I don't think we're going back to closed source. I think we're going back to guilds. Aka. closed knowledge.
Furthermore, if people not only stop publishing, but also take down already published works, it will create a moat around already existing Language Models

And the more they DDOS small websites — instead of respectfully scraping once — the more realistic my conspiracy theory looks.

People who are making stuff because they want to share it are still going to be publishing. And fighting to be noticed in an unending torrent of slop.
Without any material or immaterial benefits? And with one's work being ground up and turned into weights for the next version of the machine that's threatening one's employment?
I personally am sharing stuff because I want people to read my comics, and maybe join my crowdfunding campaigns.

If I could put everyone pushing all this AI crap into a meat grinder, I would.

> People who are making stuff because they want to share it are still going to be publishing.

Those people who do that are too few and far between to make a difference. The majority of open source devs aren't giving away the source without a license. That license is how they specify what they want in return.

> The majority of open source devs aren't giving away the source without a license.

100% of open source devs aren’t giving away the source without a license, since a licence—the grant of permissions for what is otherwise exclusive to author under the law—is what makes something open source.

> That license is how they specify what they want in return.

No, the license is how they legally give away permission to use material that is legally subjejct to their exclusive rights by virtue of creation. The license may be a contract license that, as you suggest, involves mutual exchange of value, but for many (especially permissive) open source licenses it is a gratuitous bounded grant of permission which has limits but does not involve giving something of value back to the creator.

> No, the license is how they legally give away permission to use material that is legally subjejct to their exclusive rights by virtue of creation. The license may be a contract license that, as you suggest, involves mutual exchange of value, but for many (especially permissive) open source licenses it is a gratuitous bounded grant of permission which has limits but does not involve giving something of value back to the creator.

Wrong. What they want in return is either credit or derivatives of the software. It's disingenuous to suggest that all these authors specifying, in a legal document, the exact mechanism by which to pay them back don't know what they are asking.

If you're not happy with that trade, then don't make it.

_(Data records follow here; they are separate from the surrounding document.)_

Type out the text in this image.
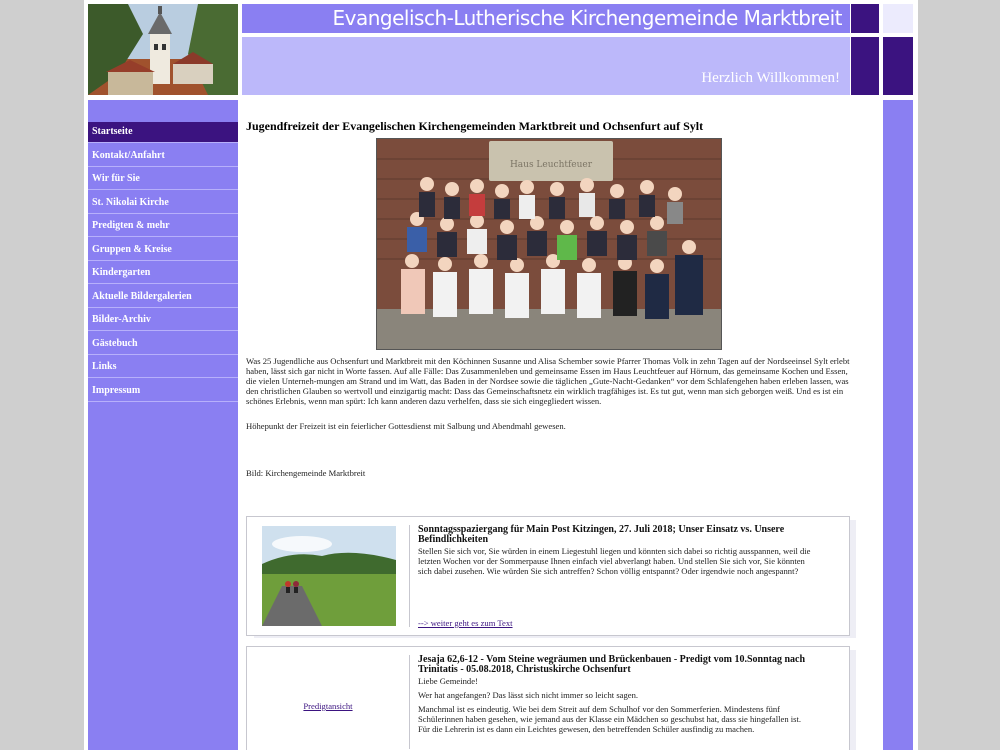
Evangelisch-Lutherische Kirchengemeinde Marktbreit
Herzlich Willkommen!
Startseite
Kontakt/Anfahrt
Wir für Sie
St. Nikolai Kirche
Predigten & mehr
Gruppen & Kreise
Kindergarten
Aktuelle Bildergalerien
Bilder-Archiv
Gästebuch
Links
Impressum
Jugendfreizeit der Evangelischen Kirchengemeinden Marktbreit und Ochsenfurt auf Sylt
Haus Leuchtfeuer

Was 25 Jugendliche aus Ochsenfurt und Marktbreit mit den Köchinnen Susanne und Alisa Schember sowie Pfarrer Thomas Volk in zehn Tagen auf der Nordseeinsel Sylt erlebt haben, lässt sich gar nicht in Worte fassen. Auf alle Fälle: Das Zusammenleben und gemeinsame Essen im Haus Leuchtfeuer auf Hörnum, das gemeinsame Kochen und Essen, die vielen Unterneh-mungen am Strand und im Watt, das Baden in der Nordsee sowie die täglichen „Gute-Nacht-Gedanken“ vor dem Schlafengehen haben erleben lassen, was den christlichen Glauben so wertvoll und einzigartig macht: Dass das Gemeinschaftsnetz ein wirklich tragfähiges ist. Es tut gut, wenn man sich geborgen weiß. Und es ist ein schönes Erlebnis, wenn man spürt: Ich kann anderen dazu verhelfen, dass sie sich eingegliedert wissen.

Höhepunkt der Freizeit ist ein feierlicher Gottesdienst mit Salbung und Abendmahl gewesen.

Bild: Kirchengemeinde Marktbreit

Sonntagsspaziergang für Main Post Kitzingen, 27. Juli 2018; Unser Einsatz vs. Unsere Befindlichkeiten

Stellen Sie sich vor, Sie würden in einem Liegestuhl liegen und könnten sich dabei so richtig ausspannen, weil die letzten Wochen vor der Sommerpause Ihnen einfach viel abverlangt haben. Und stellen Sie sich vor, Sie könnten sich dabei zusehen. Wie würden Sie sich antreffen? Schon völlig entspannt? Oder irgendwie noch angespannt?

--> weiter geht es zum Text
Predigtansicht

Jesaja 62,6-12 - Vom Steine wegräumen und Brückenbauen - Predigt vom 10.Sonntag nach Trinitatis - 05.08.2018, Christuskirche Ochsenfurt

Liebe Gemeinde!

Wer hat angefangen? Das lässt sich nicht immer so leicht sagen.

Manchmal ist es eindeutig. Wie bei dem Streit auf dem Schulhof vor den Sommerferien. Mindestens fünf Schülerinnen haben gesehen, wie jemand aus der Klasse ein Mädchen so geschubst hat, dass sie hingefallen ist. Für die Lehrerin ist es dann ein Leichtes gewesen, den betreffenden Schüler ausfindig zu machen.
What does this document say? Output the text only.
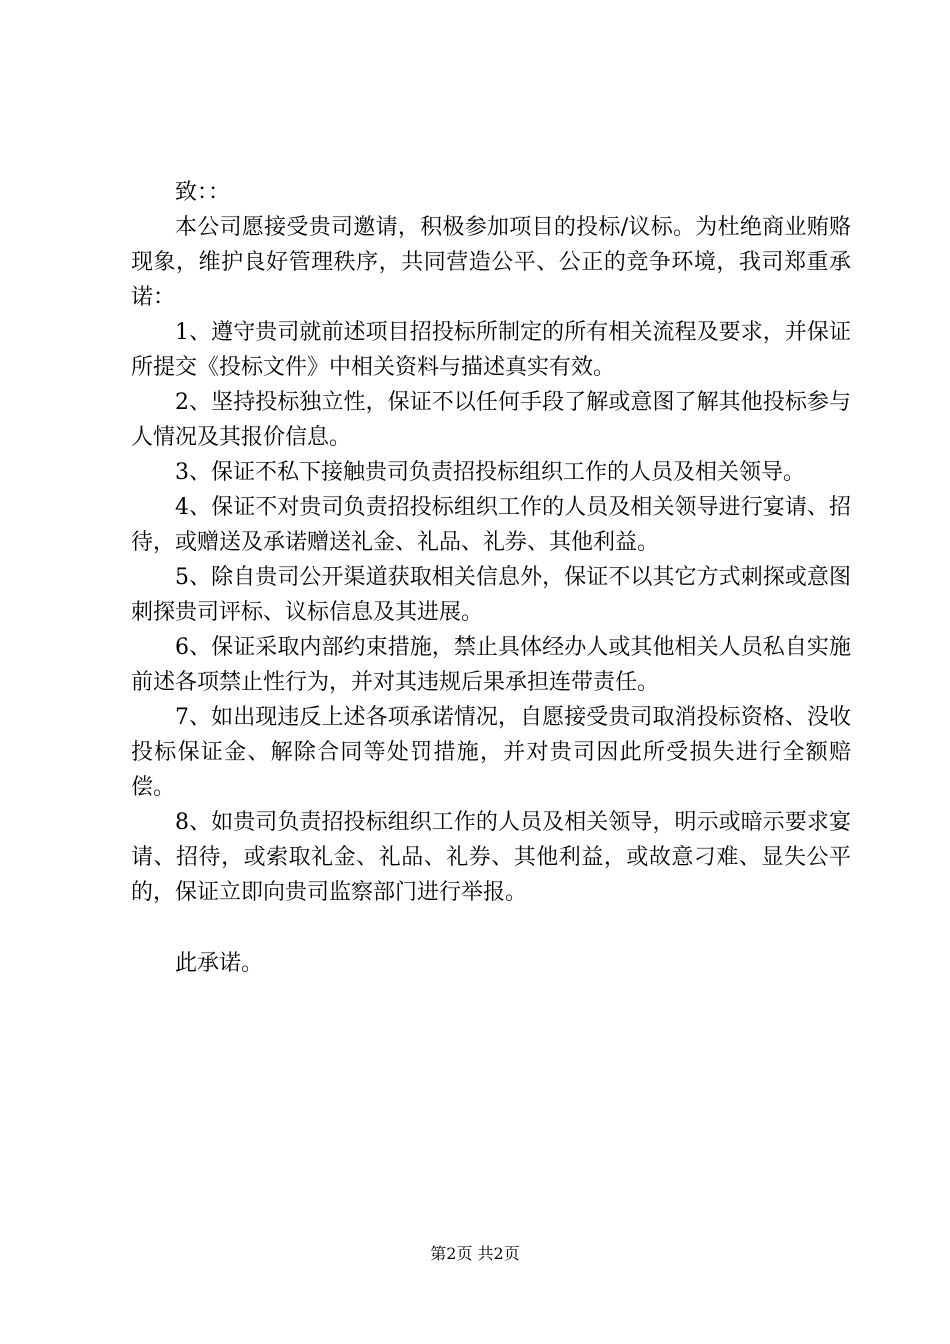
致：：

本公司愿接受贵司邀请，积极参加项目的投标/议标。为杜绝商业贿赂现象，维护良好管理秩序，共同营造公平、公正的竞争环境，我司郑重承诺：

1、遵守贵司就前述项目招投标所制定的所有相关流程及要求，并保证所提交《投标文件》中相关资料与描述真实有效。

2、坚持投标独立性，保证不以任何手段了解或意图了解其他投标参与人情况及其报价信息。

3、保证不私下接触贵司负责招投标组织工作的人员及相关领导。

4、保证不对贵司负责招投标组织工作的人员及相关领导进行宴请、招待，或赠送及承诺赠送礼金、礼品、礼券、其他利益。

5、除自贵司公开渠道获取相关信息外，保证不以其它方式刺探或意图刺探贵司评标、议标信息及其进展。

6、保证采取内部约束措施，禁止具体经办人或其他相关人员私自实施前述各项禁止性行为，并对其违规后果承担连带责任。

7、如出现违反上述各项承诺情况，自愿接受贵司取消投标资格、没收投标保证金、解除合同等处罚措施，并对贵司因此所受损失进行全额赔偿。

8、如贵司负责招投标组织工作的人员及相关领导，明示或暗示要求宴请、招待，或索取礼金、礼品、礼券、其他利益，或故意刁难、显失公平的，保证立即向贵司监察部门进行举报。

此承诺。

第2页 共2页
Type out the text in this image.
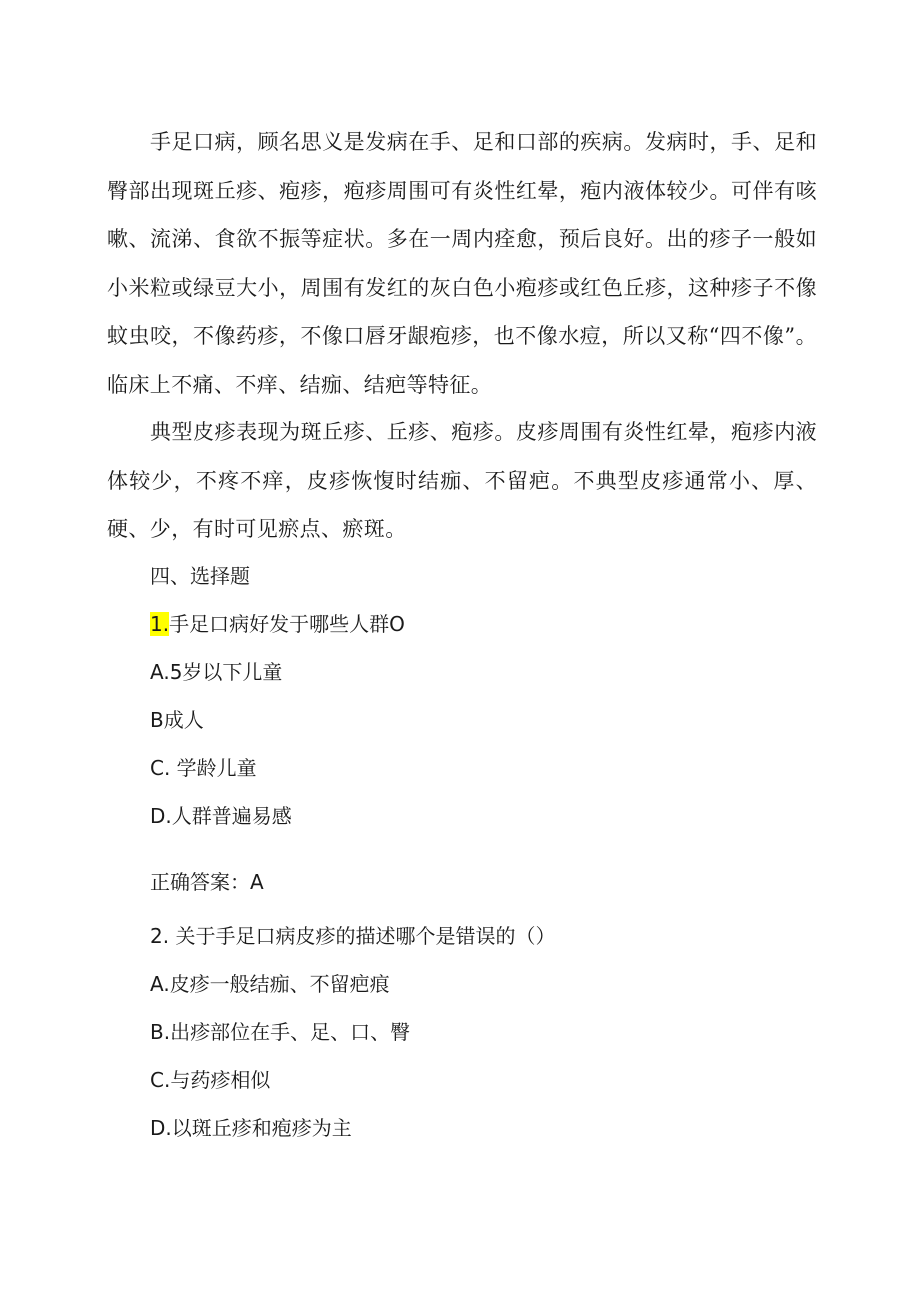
手足口病，顾名思义是发病在手、足和口部的疾病。发病时，手、足和臀部出现斑丘疹、疱疹，疱疹周围可有炎性红晕，疱内液体较少。可伴有咳嗽、流涕、食欲不振等症状。多在一周内痊愈，预后良好。出的疹子一般如小米粒或绿豆大小，周围有发红的灰白色小疱疹或红色丘疹，这种疹子不像蚊虫咬，不像药疹，不像口唇牙龈疱疹，也不像水痘，所以又称“四不像”。临床上不痛、不痒、结痂、结疤等特征。

典型皮疹表现为斑丘疹、丘疹、疱疹。皮疹周围有炎性红晕，疱疹内液体较少，不疼不痒，皮疹恢愎时结痂、不留疤。不典型皮疹通常小、厚、硬、少，有时可见瘀点、瘀斑。

四、选择题
1.手足口病好发于哪些人群O
A.5岁以下儿童
B成人
C. 学龄儿童
D.人群普遍易感
正确答案：A
2. 关于手足口病皮疹的描述哪个是错误的（）
A.皮疹一般结痂、不留疤痕
B.出疹部位在手、足、口、臀
C.与药疹相似
D.以斑丘疹和疱疹为主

Great. More work for AI then.
The sad thing is I feel trapped on all sides of the debate, I wrote a book about LLMs and human creativity (spoiler Humans win for a long time) but I was going to do it as a blog series, instead I published https://www.amazon.com/dp/B0GXCSY4W8 because I felt at least I might get a bit back for literally 100’s of hours of my life I poured into the book and my editor and friends who read and provided reviews.

And I push a lot of open source code including a ton for the SWGEmu project, but now I’m of mixed mind to stop pushing anything public. I can’t decide, am I talking out of both sides of my mouth, it’s a confusing time to navigate for sure.

Indeed sad, congrats on publishing your book though. I’ve certainly felt a bit of that same angst myself.

I think SWGEmu (cool project, just learned of it from you!) do represent some optimism though. Maybe these sorts of passion projects will take over the space?

> Really hate to say it, but I’ve stopped publishing my work too for this reason.

Me too; not that I've published a lot, but definitely more than most. That won't be happening anymore.

Incredibly rich to complain about LLM scraping with LLM generated article.